Following this basic example you can do the same with formsets if you need it.
UPDATE:
Formset can be used by adding following code to the view:
user_specdata_form = UserSpecDataForm(user=request.user)
SpecdataFormSet = inlineformset_factory(User, SpecData, form=user_specdata_form, extra=30)
The complete project sample can be downloaded from http://ge.tt/904Wg7O1/v/0
Hope this helps
1a) have you looked into django's ContentType framework this will allow you to have generic foreign keys and you can put restrictions on what types of models are acceptable to store in.
1b) I think that the validation for accepting what type of foreign key is acceptable shouldn't be in your model but should be part of your form validation before saving.
2) If you do use a model form you're going to have to define your own custom widget for the propery field. This means you're probably going to have to write you're own render function to render the html from the field. You should also define your own validation function on the form to make sure that only the appropriate data is acceptable to save.

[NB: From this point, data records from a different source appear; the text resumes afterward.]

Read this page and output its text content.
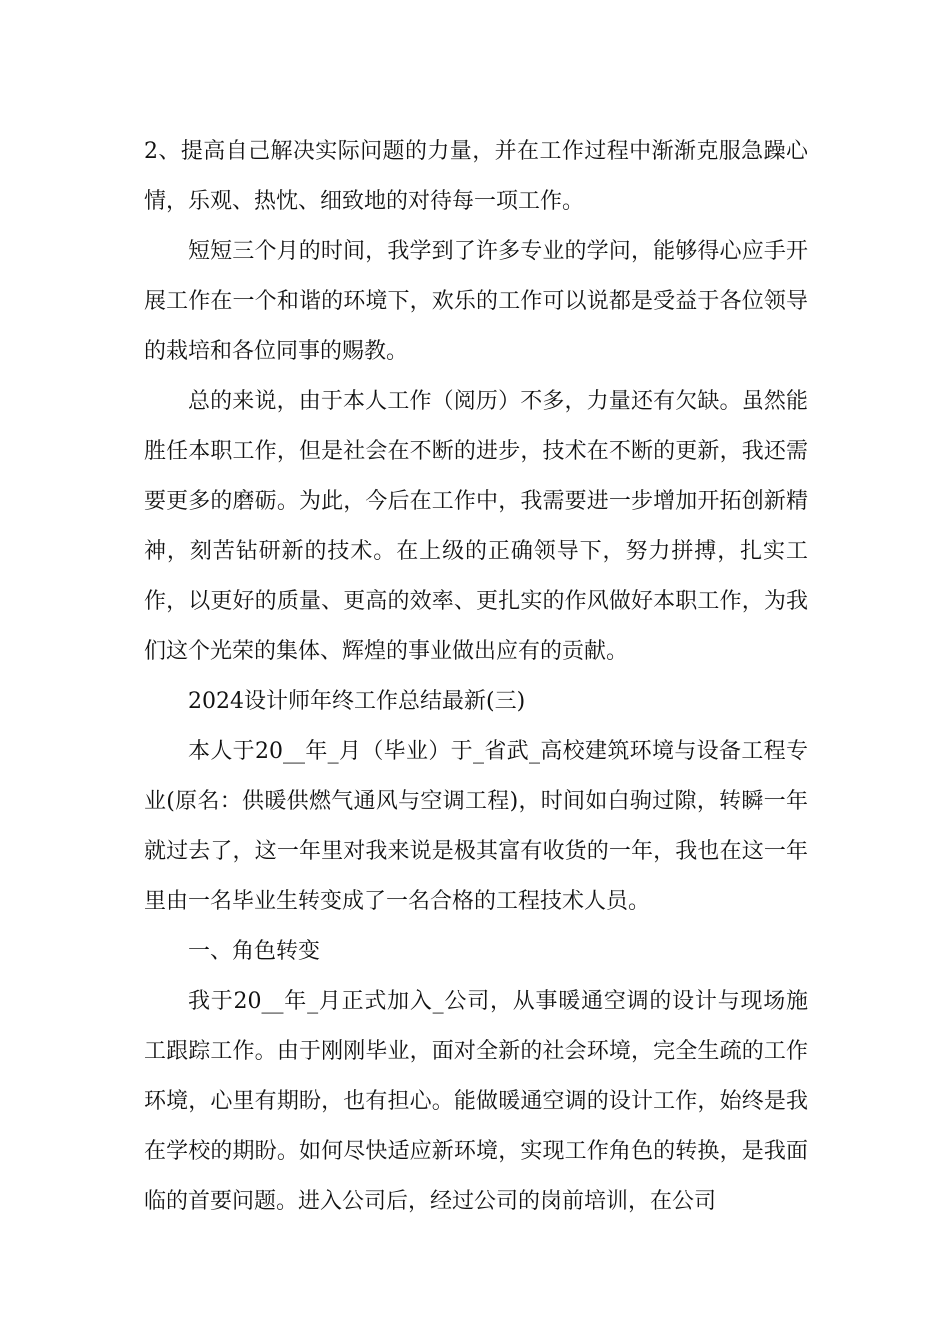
2、提高自己解决实际问题的力量，并在工作过程中渐渐克服急躁心情，乐观、热忱、细致地的对待每一项工作。

短短三个月的时间，我学到了许多专业的学问，能够得心应手开展工作在一个和谐的环境下，欢乐的工作可以说都是受益于各位领导的栽培和各位同事的赐教。

总的来说，由于本人工作（阅历）不多，力量还有欠缺。虽然能胜任本职工作，但是社会在不断的进步，技术在不断的更新，我还需要更多的磨砺。为此，今后在工作中，我需要进一步增加开拓创新精神，刻苦钻研新的技术。在上级的正确领导下，努力拼搏，扎实工作，以更好的质量、更高的效率、更扎实的作风做好本职工作，为我们这个光荣的集体、辉煌的事业做出应有的贡献。

2024设计师年终工作总结最新(三)

本人于20__年_月（毕业）于_省武_高校建筑环境与设备工程专业(原名：供暖供燃气通风与空调工程)，时间如白驹过隙，转瞬一年就过去了，这一年里对我来说是极其富有收货的一年，我也在这一年里由一名毕业生转变成了一名合格的工程技术人员。

一、角色转变

我于20__年_月正式加入_公司，从事暖通空调的设计与现场施工跟踪工作。由于刚刚毕业，面对全新的社会环境，完全生疏的工作环境，心里有期盼，也有担心。能做暖通空调的设计工作，始终是我在学校的期盼。如何尽快适应新环境，实现工作角色的转换，是我面临的首要问题。进入公司后，经过公司的岗前培训，在公司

3) I don't think you'll have to do anything you aren't already doing in the views
Use GenericForeignKey:
class SpecData(models.Model):
user = models.ForeignKey(User)
selection_title = models.CharField(max_length=20)

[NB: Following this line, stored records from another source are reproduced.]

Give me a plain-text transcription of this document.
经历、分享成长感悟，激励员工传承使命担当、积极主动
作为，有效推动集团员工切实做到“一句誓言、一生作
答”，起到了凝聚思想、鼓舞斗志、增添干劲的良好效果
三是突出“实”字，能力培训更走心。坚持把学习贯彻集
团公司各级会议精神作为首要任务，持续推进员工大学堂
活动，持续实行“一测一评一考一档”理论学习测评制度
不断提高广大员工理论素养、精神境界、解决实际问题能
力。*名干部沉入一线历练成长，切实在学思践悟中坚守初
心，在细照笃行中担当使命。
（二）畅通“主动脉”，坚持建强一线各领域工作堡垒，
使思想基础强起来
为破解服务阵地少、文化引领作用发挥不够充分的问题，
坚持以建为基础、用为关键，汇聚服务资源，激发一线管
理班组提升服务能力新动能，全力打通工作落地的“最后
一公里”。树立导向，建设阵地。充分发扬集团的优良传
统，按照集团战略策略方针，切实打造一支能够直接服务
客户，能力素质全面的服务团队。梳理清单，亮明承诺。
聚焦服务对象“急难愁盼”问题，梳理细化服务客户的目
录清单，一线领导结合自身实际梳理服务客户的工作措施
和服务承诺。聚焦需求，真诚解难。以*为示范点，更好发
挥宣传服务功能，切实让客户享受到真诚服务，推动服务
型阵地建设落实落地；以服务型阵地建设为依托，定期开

content_type = models.ForeignKey(ContentType)
object_id = models.PositiveIntegerField()
property = GenericForeignKey('content_type', 'object_id')
You can use this to combine the two fields(type & id) into a single choice field.
One way is that you have only one model, make user nullable:
class PropertyName(models.Model):
user = models.ForeignKey(User, null=True, blank=True)
name = models.CharField(max_length=20)
class SpecData(models.Model):
user = models.ForeignKey(User)
selection_title = models.CharField(max_length=20)
property = ForeignKey(PropertyName)
So, if user is not set, it is a general property. If it is set, it is related to this user.
However, please note that if you need unique property names, that NULL != NULL.
Of course, the suggested GenericForeignKey solution is better for some cases.
Also, you can easily make the normal (non-model) form with that you describe and separate form logic from model logic.